Julia Ducournau is renowned in the film world for being the second woman to win the coveted Palme d’Or at the Cannes Film Festival and for her stomach-churning horror visuals. Before winning the prize for her body horror Titane, Ducournau had impressed critics with her first feature film, Raw.
A coming-of-age body horror, Raw follows Justine, a vegetarian entering her first year of veterinary school. Following a brutal hazing from older students, including her older sister, in which she’s forced to eat raw meat, Justone develops a craving for human flesh. Ostensibly a cannibal horror movie, it’s unsurprising that cannibal exploitation flicks of the 1970s are the presumed inspiration for Ducournau’s film.
Speaking to HeyUGuys, Ducournau explains that those films inspired her, but not in the way we might expect, “They influenced me in the sense that I wanted to do the opposite”. Cannibal flicks from the 1970s were predominantly made by Italian filmmakers and usually focused on the cannibalism of primitive natives deep in Asian or South American rainforests. Growing out of the modo film genre, they were often heavily censored and are seen by many as being racist and colonialist in their depiction of native peoples.
For Ducournau, it was this othering of cannibalism that she wished to avoid in her own film. “In the ’70s, when you see [cannibals], they are always treated as ‘they’, from far away like they’re a group of creatures and they come down like zombies, and it’s like we kick them out of humanity.”
There is one film in particular, Cannibal Holocaust, which was so convincing in its portrayal of cannibalism and violence that the director was arrested for the murder of his main cast.

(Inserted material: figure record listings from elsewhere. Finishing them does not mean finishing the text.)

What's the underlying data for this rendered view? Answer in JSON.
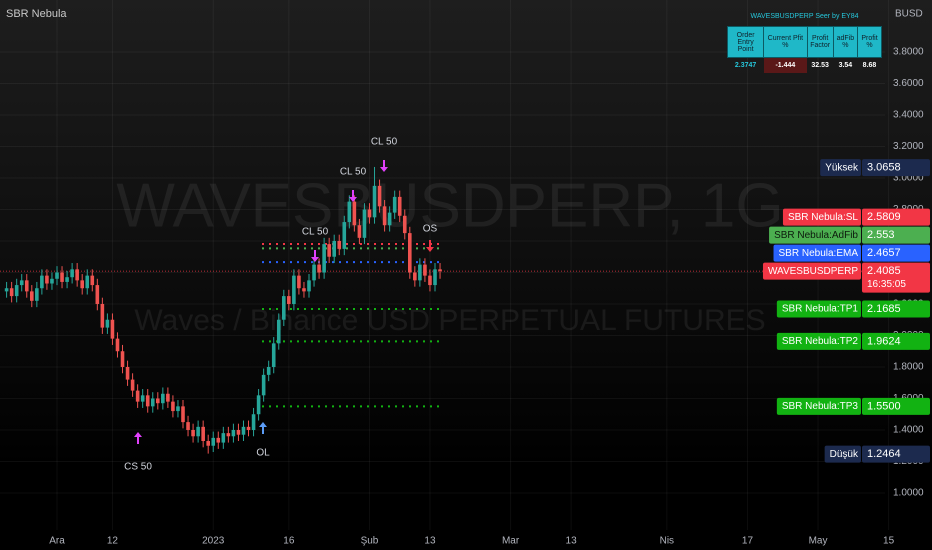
{
  "chart_data": {
    "type": "candlestick",
    "title": "WAVESBUSDPERP, 1G",
    "subtitle": "Waves / Binance USD PERPETUAL FUTURES",
    "indicator": "SBR Nebula",
    "currency": "BUSD",
    "categories": [
      null,
      null,
      null,
      null,
      null,
      null,
      null,
      null,
      null,
      null,
      "Ara",
      null,
      null,
      null,
      null,
      null,
      null,
      null,
      null,
      null,
      null,
      "12",
      null,
      null,
      null,
      null,
      null,
      null,
      null,
      null,
      null,
      null,
      null,
      null,
      null,
      null,
      null,
      null,
      null,
      null,
      null,
      "2023",
      null,
      null,
      null,
      null,
      null,
      null,
      null,
      null,
      null,
      null,
      null,
      null,
      null,
      null,
      "16",
      null,
      null,
      null,
      null,
      null,
      null,
      null,
      null,
      null,
      null,
      null,
      null,
      null,
      null,
      null,
      "Şub",
      null,
      null,
      null,
      null,
      null,
      null,
      null,
      null,
      null,
      null,
      null,
      "13",
      null,
      null,
      null,
      null,
      null,
      null,
      null,
      null,
      null,
      null,
      null,
      null,
      null,
      null,
      null,
      "Mar",
      null,
      null,
      null,
      null,
      null,
      null,
      null,
      null,
      null,
      null,
      null,
      "13",
      null,
      null,
      null,
      null,
      null,
      null,
      null,
      null,
      null,
      null,
      null,
      null,
      null,
      null,
      null,
      null,
      null,
      null,
      "Nis",
      null,
      null,
      null,
      null,
      null,
      null,
      null,
      null,
      null,
      null,
      null,
      null,
      null,
      null,
      null,
      "17",
      null,
      null,
      null,
      null,
      null,
      null,
      null,
      null,
      null,
      null,
      null,
      null,
      null,
      "May",
      null,
      null,
      null,
      null,
      null,
      null,
      null,
      null,
      null,
      null,
      null,
      null,
      null,
      "15",
      null
    ],
    "open": [
      2.28,
      2.3,
      2.25,
      2.32,
      2.35,
      2.28,
      2.22,
      2.3,
      2.38,
      2.33,
      2.36,
      2.4,
      2.34,
      2.37,
      2.42,
      2.35,
      2.3,
      2.38,
      2.32,
      2.2,
      2.05,
      2.1,
      1.98,
      1.9,
      1.8,
      1.72,
      1.65,
      1.58,
      1.62,
      1.55,
      1.6,
      1.57,
      1.63,
      1.58,
      1.52,
      1.55,
      1.45,
      1.4,
      1.36,
      1.42,
      1.33,
      1.3,
      1.35,
      1.32,
      1.38,
      1.36,
      1.4,
      1.37,
      1.42,
      1.4,
      1.5,
      1.62,
      1.75,
      1.8,
      1.95,
      2.1,
      2.25,
      2.2,
      2.38,
      2.3,
      2.28,
      2.35,
      2.45,
      2.4,
      2.58,
      2.5,
      2.6,
      2.55,
      2.72,
      2.85,
      2.7,
      2.62,
      2.8,
      2.75,
      2.95,
      2.82,
      2.7,
      2.78,
      2.88,
      2.76,
      2.65,
      2.4,
      2.35,
      2.45,
      2.38,
      2.32,
      2.42,
      null,
      null,
      null,
      null,
      null,
      null,
      null,
      null,
      null,
      null,
      null,
      null,
      null,
      null,
      null,
      null,
      null,
      null,
      null,
      null,
      null,
      null,
      null,
      null,
      null,
      null,
      null,
      null,
      null,
      null,
      null,
      null,
      null,
      null,
      null,
      null,
      null,
      null,
      null,
      null,
      null,
      null,
      null,
      null,
      null,
      null,
      null,
      null,
      null,
      null,
      null,
      null,
      null,
      null,
      null,
      null,
      null,
      null,
      null,
      null,
      null,
      null,
      null,
      null,
      null,
      null,
      null,
      null,
      null,
      null,
      null,
      null,
      null,
      null,
      null,
      null,
      null,
      null,
      null,
      null,
      null,
      null,
      null,
      null,
      null,
      null,
      null,
      null,
      null,
      null
    ],
    "high": [
      2.34,
      2.34,
      2.36,
      2.39,
      2.39,
      2.32,
      2.34,
      2.42,
      2.42,
      2.4,
      2.44,
      2.44,
      2.41,
      2.46,
      2.46,
      2.39,
      2.42,
      2.42,
      2.36,
      2.24,
      2.14,
      2.14,
      2.02,
      1.94,
      1.84,
      1.76,
      1.69,
      1.66,
      1.66,
      1.64,
      1.64,
      1.67,
      1.67,
      1.62,
      1.59,
      1.59,
      1.49,
      1.44,
      1.46,
      1.46,
      1.37,
      1.39,
      1.39,
      1.42,
      1.42,
      1.44,
      1.44,
      1.46,
      1.46,
      1.54,
      1.66,
      1.79,
      1.84,
      1.99,
      2.14,
      2.29,
      2.29,
      2.42,
      2.42,
      2.34,
      2.39,
      2.49,
      2.49,
      2.62,
      2.62,
      2.64,
      2.64,
      2.76,
      2.89,
      2.89,
      2.74,
      2.84,
      2.84,
      3.07,
      2.99,
      2.86,
      2.82,
      2.92,
      2.92,
      2.8,
      2.69,
      2.44,
      2.49,
      2.49,
      2.42,
      2.46,
      2.46,
      null,
      null,
      null,
      null,
      null,
      null,
      null,
      null,
      null,
      null,
      null,
      null,
      null,
      null,
      null,
      null,
      null,
      null,
      null,
      null,
      null,
      null,
      null,
      null,
      null,
      null,
      null,
      null,
      null,
      null,
      null,
      null,
      null,
      null,
      null,
      null,
      null,
      null,
      null,
      null,
      null,
      null,
      null,
      null,
      null,
      null,
      null,
      null,
      null,
      null,
      null,
      null,
      null,
      null,
      null,
      null,
      null,
      null,
      null,
      null,
      null,
      null,
      null,
      null,
      null,
      null,
      null,
      null,
      null,
      null,
      null,
      null,
      null,
      null,
      null,
      null,
      null,
      null,
      null,
      null,
      null,
      null,
      null,
      null,
      null,
      null,
      null,
      null,
      null,
      null
    ],
    "low": [
      2.24,
      2.21,
      2.21,
      2.28,
      2.24,
      2.18,
      2.18,
      2.26,
      2.29,
      2.29,
      2.32,
      2.3,
      2.3,
      2.33,
      2.31,
      2.26,
      2.26,
      2.28,
      2.16,
      2.01,
      2.01,
      1.94,
      1.86,
      1.76,
      1.68,
      1.61,
      1.54,
      1.54,
      1.51,
      1.51,
      1.53,
      1.53,
      1.54,
      1.48,
      1.48,
      1.41,
      1.36,
      1.32,
      1.32,
      1.29,
      1.25,
      1.26,
      1.28,
      1.28,
      1.32,
      1.32,
      1.33,
      1.33,
      1.36,
      1.36,
      1.46,
      1.58,
      1.71,
      1.76,
      1.91,
      2.06,
      2.16,
      2.16,
      2.26,
      2.24,
      2.24,
      2.31,
      2.36,
      2.36,
      2.46,
      2.46,
      2.51,
      2.51,
      2.68,
      2.66,
      2.58,
      2.58,
      2.71,
      2.71,
      2.78,
      2.66,
      2.66,
      2.74,
      2.72,
      2.61,
      2.36,
      2.31,
      2.31,
      2.34,
      2.28,
      2.28,
      2.36,
      null,
      null,
      null,
      null,
      null,
      null,
      null,
      null,
      null,
      null,
      null,
      null,
      null,
      null,
      null,
      null,
      null,
      null,
      null,
      null,
      null,
      null,
      null,
      null,
      null,
      null,
      null,
      null,
      null,
      null,
      null,
      null,
      null,
      null,
      null,
      null,
      null,
      null,
      null,
      null,
      null,
      null,
      null,
      null,
      null,
      null,
      null,
      null,
      null,
      null,
      null,
      null,
      null,
      null,
      null,
      null,
      null,
      null,
      null,
      null,
      null,
      null,
      null,
      null,
      null,
      null,
      null,
      null,
      null,
      null,
      null,
      null,
      null,
      null,
      null,
      null,
      null,
      null,
      null,
      null,
      null,
      null,
      null,
      null,
      null,
      null,
      null,
      null,
      null,
      null
    ],
    "close": [
      2.3,
      2.25,
      2.32,
      2.35,
      2.28,
      2.22,
      2.3,
      2.38,
      2.33,
      2.36,
      2.4,
      2.34,
      2.37,
      2.42,
      2.35,
      2.3,
      2.38,
      2.32,
      2.2,
      2.05,
      2.1,
      1.98,
      1.9,
      1.8,
      1.72,
      1.65,
      1.58,
      1.62,
      1.55,
      1.6,
      1.57,
      1.63,
      1.58,
      1.52,
      1.55,
      1.45,
      1.4,
      1.36,
      1.42,
      1.33,
      1.3,
      1.35,
      1.32,
      1.38,
      1.36,
      1.4,
      1.37,
      1.42,
      1.4,
      1.5,
      1.62,
      1.75,
      1.8,
      1.95,
      2.1,
      2.25,
      2.2,
      2.38,
      2.3,
      2.28,
      2.35,
      2.45,
      2.4,
      2.58,
      2.5,
      2.6,
      2.55,
      2.72,
      2.85,
      2.7,
      2.62,
      2.8,
      2.75,
      2.95,
      2.82,
      2.7,
      2.78,
      2.88,
      2.76,
      2.65,
      2.4,
      2.35,
      2.45,
      2.38,
      2.32,
      2.42,
      2.4085,
      null,
      null,
      null,
      null,
      null,
      null,
      null,
      null,
      null,
      null,
      null,
      null,
      null,
      null,
      null,
      null,
      null,
      null,
      null,
      null,
      null,
      null,
      null,
      null,
      null,
      null,
      null,
      null,
      null,
      null,
      null,
      null,
      null,
      null,
      null,
      null,
      null,
      null,
      null,
      null,
      null,
      null,
      null,
      null,
      null,
      null,
      null,
      null,
      null,
      null,
      null,
      null,
      null,
      null,
      null,
      null,
      null,
      null,
      null,
      null,
      null,
      null,
      null,
      null,
      null,
      null,
      null,
      null,
      null,
      null,
      null,
      null,
      null,
      null,
      null,
      null,
      null,
      null,
      null,
      null,
      null,
      null,
      null,
      null,
      null,
      null,
      null,
      null,
      null,
      null
    ],
    "up_color": "#26a69a",
    "down_color": "#ef5350",
    "ylim": [
      0.765,
      4.13
    ],
    "yticks": [
      {
        "value": 1.0,
        "label": "1.0000"
      },
      {
        "value": 1.2,
        "label": "1.2000"
      },
      {
        "value": 1.4,
        "label": "1.4000"
      },
      {
        "value": 1.6,
        "label": "1.6000"
      },
      {
        "value": 1.8,
        "label": "1.8000"
      },
      {
        "value": 2.0,
        "label": "2.0000"
      },
      {
        "value": 2.2,
        "label": "2.2000"
      },
      {
        "value": 2.4,
        "label": "2.4000"
      },
      {
        "value": 2.6,
        "label": "2.6000"
      },
      {
        "value": 2.8,
        "label": "2.8000"
      },
      {
        "value": 3.0,
        "label": "3.0000"
      },
      {
        "value": 3.2,
        "label": "3.2000"
      },
      {
        "value": 3.4,
        "label": "3.4000"
      },
      {
        "value": 3.6,
        "label": "3.6000"
      },
      {
        "value": 3.8,
        "label": "3.8000"
      }
    ],
    "grid": true,
    "levels": [
      {
        "label": "SBR Nebula:SL",
        "value": 2.5809,
        "color": "#f23645"
      },
      {
        "label": "SBR Nebula:AdFib",
        "value": 2.553,
        "color": "#4caf50"
      },
      {
        "label": "SBR Nebula:EMA",
        "value": 2.4657,
        "color": "#2962ff"
      },
      {
        "label": "SBR Nebula:TP1",
        "value": 2.1685,
        "color": "#12b212"
      },
      {
        "label": "SBR Nebula:TP2",
        "value": 1.9624,
        "color": "#12b212"
      },
      {
        "label": "SBR Nebula:TP3",
        "value": 1.55,
        "value_label": "1.5500",
        "color": "#12b212"
      }
    ],
    "current": {
      "label": "WAVESBUSDPERP",
      "value": 2.4085,
      "time": "16:35:05",
      "color": "#f23645"
    },
    "high_mark": {
      "label": "Yüksek",
      "value": 3.0658
    },
    "low_mark": {
      "label": "Düşük",
      "value": 1.2464
    },
    "annotations": [
      {
        "text": "CS 50"
      },
      {
        "text": "OL"
      },
      {
        "text": "CL 50"
      },
      {
        "text": "CL 50"
      },
      {
        "text": "CL 50"
      },
      {
        "text": "OS"
      }
    ],
    "table": {
      "title": "WAVESBUSDPERP Seer by EY84",
      "headers": [
        "Order Entry Point",
        "Current Pfit %",
        "Profit Factor",
        "adFib %",
        "Profit %"
      ],
      "row": [
        2.3747,
        -1.444,
        32.53,
        3.54,
        8.68
      ]
    }
  }
}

Using found footage techniques and instances of real animal cruelty to create gritty realism, the film follows a rescue mission into the Amazon to track down a film crew who have gone missing while shooting a documentary on local cannibal tribes.
But while the violence was realistic, it is one of the main films that Ducournau saw as depicting this alienation of the cannibal through the supposed ‘savagery’ of native peoples. “What interested me was how cannibals were treated in the ’70s in films like Cannibal Holocaust… Cannibalism amongst three taboos in humanity with murder and incest is the only taboo that is treated like it doesn’t exist.”
Ducournau’s Raw, then attempts to be an antidote to this treatment of the taboo, humanising it through the lens of a teenage girl. Instead of taking the point of view of a victim of the cannibal, the viewer is forced to see through the eyes of the cannibal and to empathise with her. The audience is forced to see the human face of the taboo, to witness just how close to home these urges can become.
To her, cannibalism is a way of exploring the meaning of humanity and what makes us human. Ducournau has made it clear in interviews that she would much rather the discussions around Raw focus on what it means to be human than on the shocking or brutal depictions of violence.